Implications for a Larger Study
This pilot study provides valuable insights to inform the design of a larger, more
definitive study. To address the feasibility challenges encountered, the following
modifications should be considered. A broader age range and less restrictive exclusion
criteria should be used to improve patient recruitment and achieve a larger sample
size. Alternative sample collection methods, such as rectal swabs or stool collection
bags, should be explored to improve efficiency and mitigate the impact of delayed
stool passage and urgent surgical interventions. The use of enemas should be avoided.
Increased sampling time points may be beneficial to capture the dynamic changes in
the gut microbiome following TBI. Future studies should incorporate functional metagenomics
analyses to investigate the functional consequences of gut microbiome dysbiosis in
TBI. A more comprehensive assessment of clinical variables, including detailed neurological
assessments, inflammatory markers, and medication usage, is needed to better correlate
gut microbiome alterations with clinical outcomes.

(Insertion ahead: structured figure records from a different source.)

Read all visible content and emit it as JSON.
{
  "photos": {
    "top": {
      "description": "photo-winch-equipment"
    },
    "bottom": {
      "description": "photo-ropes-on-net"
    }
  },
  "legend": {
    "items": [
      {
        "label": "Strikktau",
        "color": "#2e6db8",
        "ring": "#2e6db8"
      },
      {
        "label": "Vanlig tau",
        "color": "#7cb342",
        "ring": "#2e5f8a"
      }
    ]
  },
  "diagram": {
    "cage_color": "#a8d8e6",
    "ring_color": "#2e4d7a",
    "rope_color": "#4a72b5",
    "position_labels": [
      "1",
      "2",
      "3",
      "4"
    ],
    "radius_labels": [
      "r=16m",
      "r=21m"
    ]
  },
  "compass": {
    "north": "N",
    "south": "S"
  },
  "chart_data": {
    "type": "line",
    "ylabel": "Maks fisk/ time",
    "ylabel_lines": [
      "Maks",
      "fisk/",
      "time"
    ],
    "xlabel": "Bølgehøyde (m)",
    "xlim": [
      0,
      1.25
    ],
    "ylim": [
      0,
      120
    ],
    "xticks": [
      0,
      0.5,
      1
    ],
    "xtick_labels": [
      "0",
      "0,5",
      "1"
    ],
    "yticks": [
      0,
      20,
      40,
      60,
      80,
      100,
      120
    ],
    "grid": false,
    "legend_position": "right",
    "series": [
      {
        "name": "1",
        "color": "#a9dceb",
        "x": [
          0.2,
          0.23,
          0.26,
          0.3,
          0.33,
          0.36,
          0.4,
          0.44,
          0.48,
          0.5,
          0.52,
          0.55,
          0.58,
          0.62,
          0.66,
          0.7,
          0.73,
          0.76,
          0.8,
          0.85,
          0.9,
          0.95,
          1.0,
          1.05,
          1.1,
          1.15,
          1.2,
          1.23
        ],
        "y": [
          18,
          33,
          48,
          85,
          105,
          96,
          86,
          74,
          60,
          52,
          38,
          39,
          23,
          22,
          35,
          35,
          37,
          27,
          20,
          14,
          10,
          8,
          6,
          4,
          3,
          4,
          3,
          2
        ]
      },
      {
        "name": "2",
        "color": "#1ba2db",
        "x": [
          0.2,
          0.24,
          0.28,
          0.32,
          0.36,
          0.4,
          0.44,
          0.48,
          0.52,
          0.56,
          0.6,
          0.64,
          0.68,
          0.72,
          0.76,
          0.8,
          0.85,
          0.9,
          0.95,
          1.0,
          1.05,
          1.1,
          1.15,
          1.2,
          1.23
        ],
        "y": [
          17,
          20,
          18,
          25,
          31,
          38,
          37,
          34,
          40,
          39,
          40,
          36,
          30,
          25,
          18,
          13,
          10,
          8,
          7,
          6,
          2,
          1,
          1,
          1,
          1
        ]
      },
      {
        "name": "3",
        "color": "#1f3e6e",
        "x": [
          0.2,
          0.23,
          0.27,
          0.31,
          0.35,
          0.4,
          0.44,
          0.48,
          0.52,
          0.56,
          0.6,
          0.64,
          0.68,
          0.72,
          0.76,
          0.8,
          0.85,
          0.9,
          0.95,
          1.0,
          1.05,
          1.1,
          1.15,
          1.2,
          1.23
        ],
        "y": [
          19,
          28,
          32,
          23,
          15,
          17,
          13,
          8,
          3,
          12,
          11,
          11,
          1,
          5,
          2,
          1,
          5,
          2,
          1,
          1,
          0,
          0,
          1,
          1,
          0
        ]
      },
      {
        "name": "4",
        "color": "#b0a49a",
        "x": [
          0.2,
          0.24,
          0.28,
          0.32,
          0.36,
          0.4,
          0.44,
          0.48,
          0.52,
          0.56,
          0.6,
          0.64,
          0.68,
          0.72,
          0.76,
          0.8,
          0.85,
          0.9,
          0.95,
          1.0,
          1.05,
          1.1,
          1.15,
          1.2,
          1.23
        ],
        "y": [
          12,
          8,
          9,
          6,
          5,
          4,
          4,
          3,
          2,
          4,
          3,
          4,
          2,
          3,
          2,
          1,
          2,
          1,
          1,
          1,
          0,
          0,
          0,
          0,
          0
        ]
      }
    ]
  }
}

A well-designed and adequately powered larger study, incorporating these improvements,
will provide a more comprehensive understanding of the role of the gut microbiome
in TBI and pave the way for potential therapeutic interventions.
Conclusion
This pilot study has demonstrated the feasibility challenges associated with conducting
gut microbiome research in sTBI patients, specifically concerning patient recruitment,
sample collection, and data acquisition. However, the lessons learned and the modifications
implemented will inform the design and implementation of future studies. The preliminary
metagenomic data indicate that sTBI is associated with gut microbiome dysbiosis. A
larger study is warranted to further investigate the association between gut microbiome
composition and clinical outcomes in sTBI, provided that the identified feasibility
challenges are adequately addressed.